Step 9: Use separators to split fields.
Step 10: Here, child is the fields separated by commas in the first line, which must be separated by commas (,) according to the CSV standard.
For non-CSV standard structured flat files, you can use other symbols to split fields, such as tabs.
Step 11: Follow the prompts in the sample content to set the name of the header node in the flat file schema to be generated. The element type (element or attribute) and data type are already in XML.
Step 12: set the record node in the same way.
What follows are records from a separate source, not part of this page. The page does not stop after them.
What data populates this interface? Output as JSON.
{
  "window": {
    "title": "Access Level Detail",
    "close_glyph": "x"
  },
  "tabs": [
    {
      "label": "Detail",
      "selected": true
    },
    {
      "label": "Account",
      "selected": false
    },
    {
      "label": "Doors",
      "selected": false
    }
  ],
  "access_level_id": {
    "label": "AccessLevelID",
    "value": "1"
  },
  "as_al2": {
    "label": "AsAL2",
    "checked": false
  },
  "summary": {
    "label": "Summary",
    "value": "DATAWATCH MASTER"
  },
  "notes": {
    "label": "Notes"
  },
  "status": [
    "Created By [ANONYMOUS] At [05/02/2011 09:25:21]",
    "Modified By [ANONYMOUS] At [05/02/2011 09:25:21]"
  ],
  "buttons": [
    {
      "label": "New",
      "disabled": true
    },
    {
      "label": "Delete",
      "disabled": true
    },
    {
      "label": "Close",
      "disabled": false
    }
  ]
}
Step 13: Set the flat file schema through the wizard.
Step 14: This step is critical. According to the CSV standard, double quotation marks are special characters. The text contained in double quotation marks, including the comma separator, will be processed as text content, the double quotation marks in the text must be escaped in pair double quotation marks.
For example, in the sample document, the text in the 4th rows and 2nd cells is as follows:"Xbox 360," "Elite" "edition"
Should be parsedXbox 360, "Elite" EditionSuch content.
In the generated flat file schema, you must set default wrap character to double quotation marks in the attribute bar of the schema layer.
In this way, the packaging symbols in the entire Schema are set to double quotation marks.
However, you also need to set the wrap character type attribute to default wrap character in each field before it can be applied to each cell.
(This setting is troublesome, but after all, flat file schema is not just designed for CSV files that require wrap character)
You can test whether the generated XML file is correct by setting the generate instance output type attribute of the schema file to "native.
Step 15: create a custom pipeline and drag the flat file discycler component from the toolbox to the disasseble stage,
Set the document schema attribute of the flat file disassembler component to the created CSV schema.
Now, you have created a custom Pipeline component that can parse the CSV flat file,
After deploying it to BizTalk application, you only need to select this pipeline in the receive location to be used.